いつもなら買い物ついでに街を回るヴェインに宣伝してもらい、最終日に教会で来た人全員を癒して終わりだったわけです。
自力で来られない人は抱えて来てもらいました。
つまり一度の"癒し"で効率よく治してしまっていたわけです。
もちろん今すぐにでも、死にそう!みたいな場合は駆けつけましたよ。それくらいします。

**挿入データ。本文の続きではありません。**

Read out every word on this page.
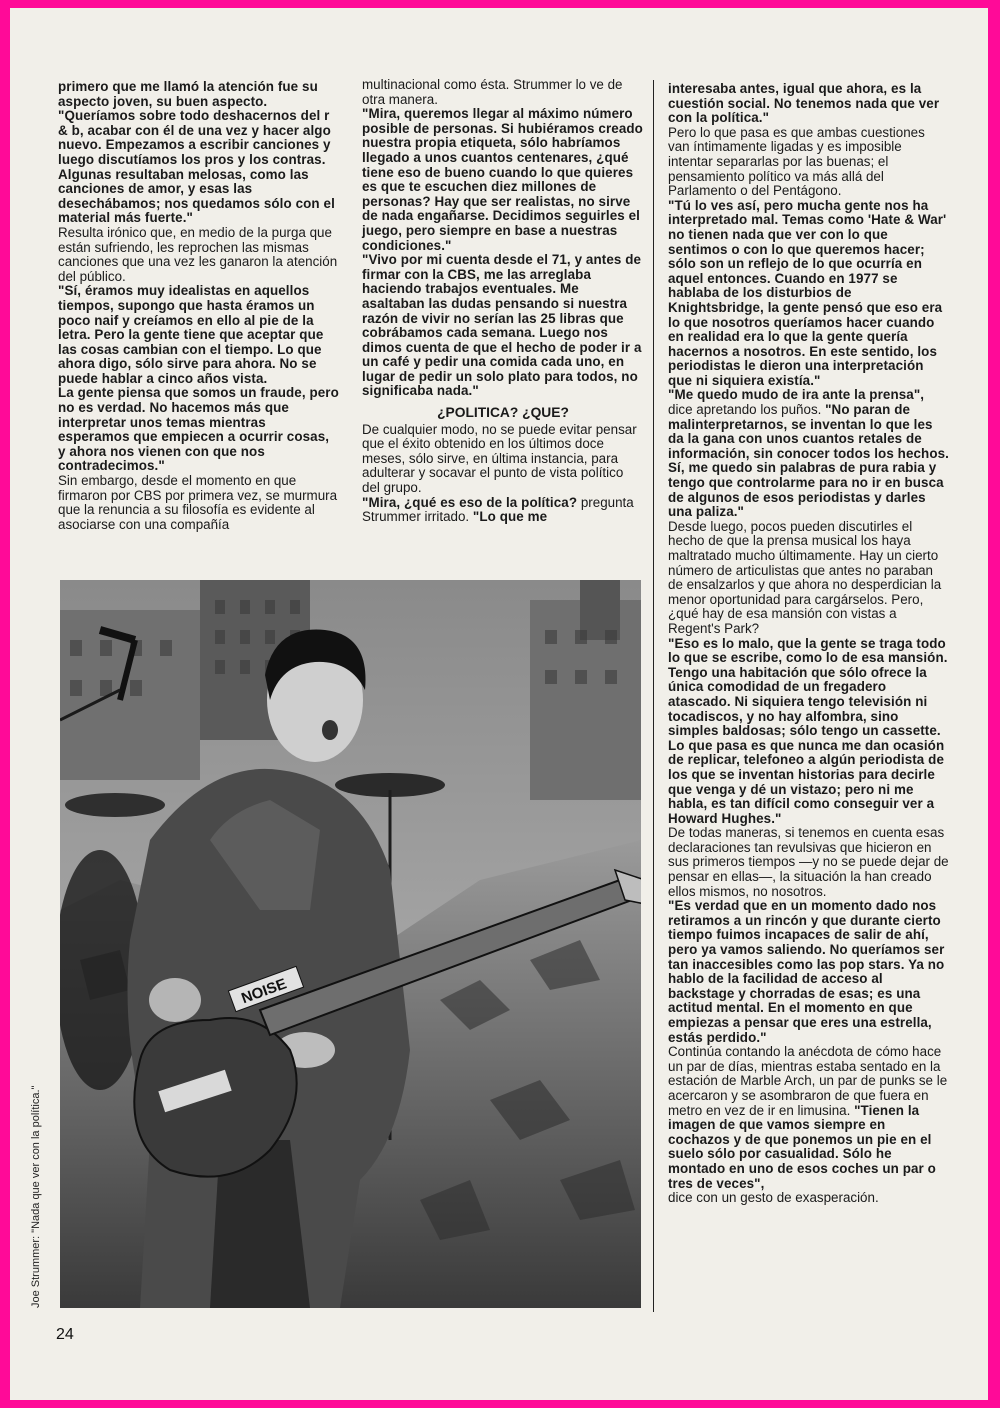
primero que me llamó la atención fue su aspecto joven, su buen aspecto.

"Queríamos sobre todo deshacernos del r & b, acabar con él de una vez y hacer algo nuevo. Empezamos a escribir canciones y luego discutíamos los pros y los contras. Algunas resultaban melosas, como las canciones de amor, y esas las desechábamos; nos quedamos sólo con el material más fuerte."

Resulta irónico que, en medio de la purga que están sufriendo, les reprochen las mismas canciones que una vez les ganaron la atención del público.

"Sí, éramos muy idealistas en aquellos tiempos, supongo que hasta éramos un poco naif y creíamos en ello al pie de la letra. Pero la gente tiene que aceptar que las cosas cambian con el tiempo. Lo que ahora digo, sólo sirve para ahora. No se puede hablar a cinco años vista.

La gente piensa que somos un fraude, pero no es verdad. No hacemos más que interpretar unos temas mientras esperamos que empiecen a ocurrir cosas, y ahora nos vienen con que nos contradecimos."

Sin embargo, desde el momento en que firmaron por CBS por primera vez, se murmura que la renuncia a su filosofía es evidente al asociarse con una compañía

multinacional como ésta. Strummer lo ve de otra manera.

"Mira, queremos llegar al máximo número posible de personas. Si hubiéramos creado nuestra propia etiqueta, sólo habríamos llegado a unos cuantos centenares, ¿qué tiene eso de bueno cuando lo que quieres es que te escuchen diez millones de personas? Hay que ser realistas, no sirve de nada engañarse. Decidimos seguirles el juego, pero siempre en base a nuestras condiciones."

"Vivo por mi cuenta desde el 71, y antes de firmar con la CBS, me las arreglaba haciendo trabajos eventuales. Me asaltaban las dudas pensando si nuestra razón de vivir no serían las 25 libras que cobrábamos cada semana. Luego nos dimos cuenta de que el hecho de poder ir a un café y pedir una comida cada uno, en lugar de pedir un solo plato para todos, no significaba nada."

¿POLITICA? ¿QUE?

De cualquier modo, no se puede evitar pensar que el éxito obtenido en los últimos doce meses, sólo sirve, en última instancia, para adulterar y socavar el punto de vista político del grupo.

"Mira, ¿qué es eso de la política? pregunta Strummer irritado. "Lo que me

interesaba antes, igual que ahora, es la cuestión social. No tenemos nada que ver con la política."

Pero lo que pasa es que ambas cuestiones van íntimamente ligadas y es imposible intentar separarlas por las buenas; el pensamiento político va más allá del Parlamento o del Pentágono.

"Tú lo ves así, pero mucha gente nos ha interpretado mal. Temas como 'Hate & War' no tienen nada que ver con lo que sentimos o con lo que queremos hacer; sólo son un reflejo de lo que ocurría en aquel entonces. Cuando en 1977 se hablaba de los disturbios de Knightsbridge, la gente pensó que eso era lo que nosotros queríamos hacer cuando en realidad era lo que la gente quería hacernos a nosotros. En este sentido, los periodistas le dieron una interpretación que ni siquiera existía."

"Me quedo mudo de ira ante la prensa", dice apretando los puños. "No paran de malinterpretarnos, se inventan lo que les da la gana con unos cuantos retales de información, sin conocer todos los hechos. Sí, me quedo sin palabras de pura rabia y tengo que controlarme para no ir en busca de algunos de esos periodistas y darles una paliza."

Desde luego, pocos pueden discutirles el hecho de que la prensa musical los haya maltratado mucho últimamente. Hay un cierto número de articulistas que antes no paraban de ensalzarlos y que ahora no desperdician la menor oportunidad para cargárselos. Pero, ¿qué hay de esa mansión con vistas a Regent's Park?

"Eso es lo malo, que la gente se traga todo lo que se escribe, como lo de esa mansión. Tengo una habitación que sólo ofrece la única comodidad de un fregadero atascado. Ni siquiera tengo televisión ni tocadiscos, y no hay alfombra, sino simples baldosas; sólo tengo un cassette. Lo que pasa es que nunca me dan ocasión de replicar, telefoneo a algún periodista de los que se inventan historias para decirle que venga y dé un vistazo; pero ni me habla, es tan difícil como conseguir ver a Howard Hughes."

De todas maneras, si tenemos en cuenta esas declaraciones tan revulsivas que hicieron en sus primeros tiempos —y no se puede dejar de pensar en ellas—, la situación la han creado ellos mismos, no nosotros.

"Es verdad que en un momento dado nos retiramos a un rincón y que durante cierto tiempo fuimos incapaces de salir de ahí, pero ya vamos saliendo. No queríamos ser tan inaccesibles como las pop stars. Ya no hablo de la facilidad de acceso al backstage y chorradas de esas; es una actitud mental. En el momento en que empiezas a pensar que eres una estrella, estás perdido."

Continúa contando la anécdota de cómo hace un par de días, mientras estaba sentado en la estación de Marble Arch, un par de punks se le acercaron y se asombraron de que fuera en metro en vez de ir en limusina. "Tienen la imagen de que vamos siempre en cochazos y de que ponemos un pie en el suelo sólo por casualidad. Sólo he montado en uno de esos coches un par o tres de veces",

dice con un gesto de exasperación.

NOISE
Joe Strummer: "Nada que ver con la política."
24
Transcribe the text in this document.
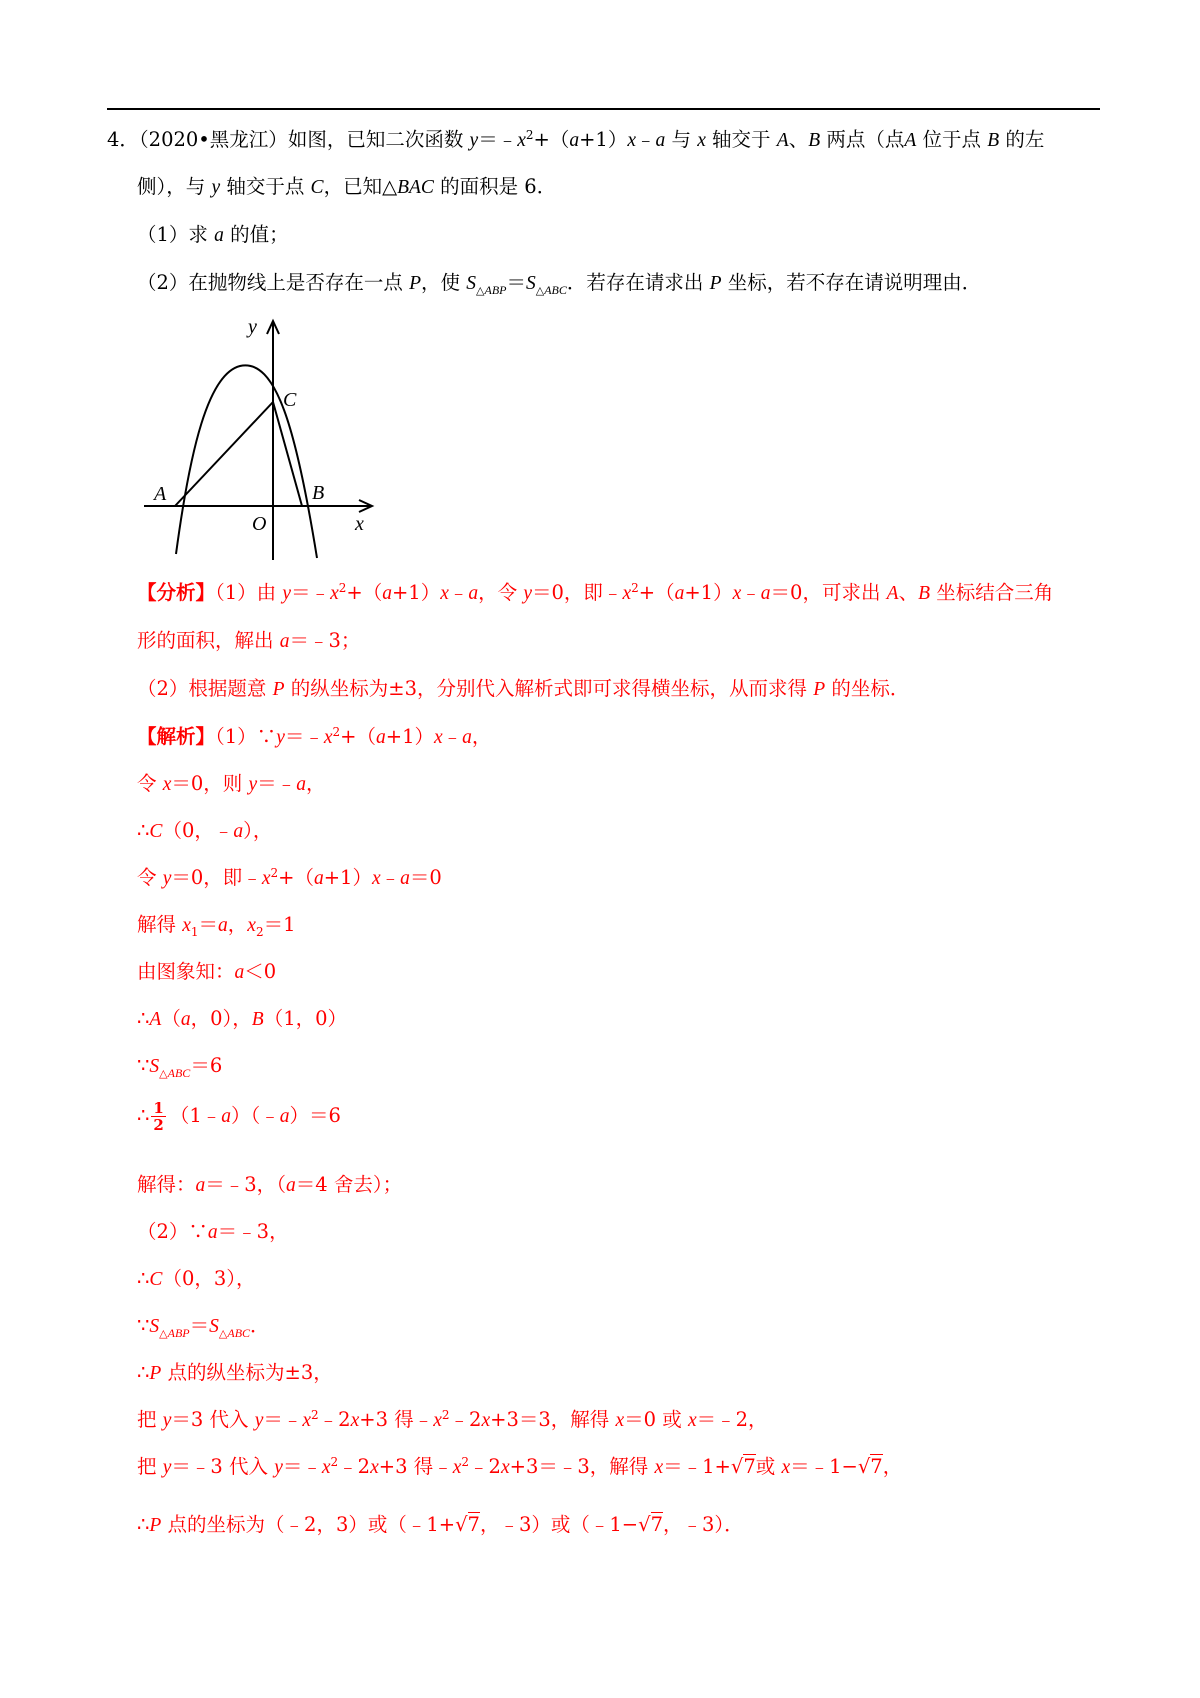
4．（2020•黑龙江）如图，已知二次函数 $y=﹣x^2+(a+1)x﹣a$ 与 x 轴交于 A、B 两点（点A 位于点 B 的左
侧），与 y 轴交于点 C，已知△BAC 的面积是 6．
（1）求 a 的值；
（2）在抛物线上是否存在一点 P，使 $S_{\triangle ABP}=S_{\triangle ABC}$．若存在请求出 P 坐标，若不存在请说明理由．
y
C
A	B
O	x
【分析】（1）由 $y=﹣x^2+(a+1)x﹣a$，令 y＝0，即$﹣x^2+(a+1)x﹣a=0$，可求出 A、B 坐标结合三角
形的面积，解出 a＝﹣3；
（2）根据题意 P 的纵坐标为±3，分别代入解析式即可求得横坐标，从而求得 P 的坐标．
【解析】$(1)\because y=﹣x^2+(a+1)x﹣a$，
令 x＝0，则 y＝﹣a，
∴C（0，﹣a），
令 y＝0，即$﹣x^2+(a+1)x﹣a=0$
解得 $x_1=a$，$x_2=1$
由图象知：a＜0
∴A（a，0），B（1，0）
$\because S_{\triangle ABC}=6$
∴ $\frac{1}{2}$ （1﹣a）（﹣a）＝6
解得：a＝﹣3，（a＝4 舍去）；
（2）∵a＝﹣3，
∴C（0，3），
$\because S_{\triangle ABP}=S_{\triangle ABC}$．
∴P 点的纵坐标为±3，
把 y＝3 代入 $y=﹣x^2﹣2x+3$ 得$﹣x^2﹣2x+3=3$，解得 x＝0 或 x＝﹣2，
把 y＝﹣3 代入 $y=﹣x^2﹣2x+3$ 得$﹣x^2﹣2x+3=﹣3$，解得 x＝﹣1+√7或 x＝﹣1−√7，
∴P 点的坐标为（﹣2，3）或（﹣1+√7，﹣3）或（﹣1−√7，﹣3）．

ですがこの街ではこの家の滞在時間を減らすための苦肉の策です。
客ならまだしもこの家の主なんてお断りしたいのですよ。
ヴェインもその意図を理解してくれたようで、頷いてみせてくれた。
「では行きましょうか、ヴァイト」
「聖女様、案内役をお連れください」
ヴァイトだけ連れて行こうとしてみたものの耳聡く聞きつけて、騎士を2名つけられてしまった。
2名で済んでよかったとすべきですね。
ヴァイトがあからさまに「邪魔」という目で見ています。
「ではお願いします。遅ければ置いて行ってしまいますからね」
うふふ、と意図してかわいく微笑み、わたしはヴァイトに目配せ。
足と腕だけを獣化した状態で、横抱きにしてもらいます。
ええ、ヴァイトにはしっかり伝わっているでしょう。
もちろんオーダーは、「引き離せ」です。
わたしの期待通り、ヴァイトは騎士たちを置き去りにしてくれたのでした。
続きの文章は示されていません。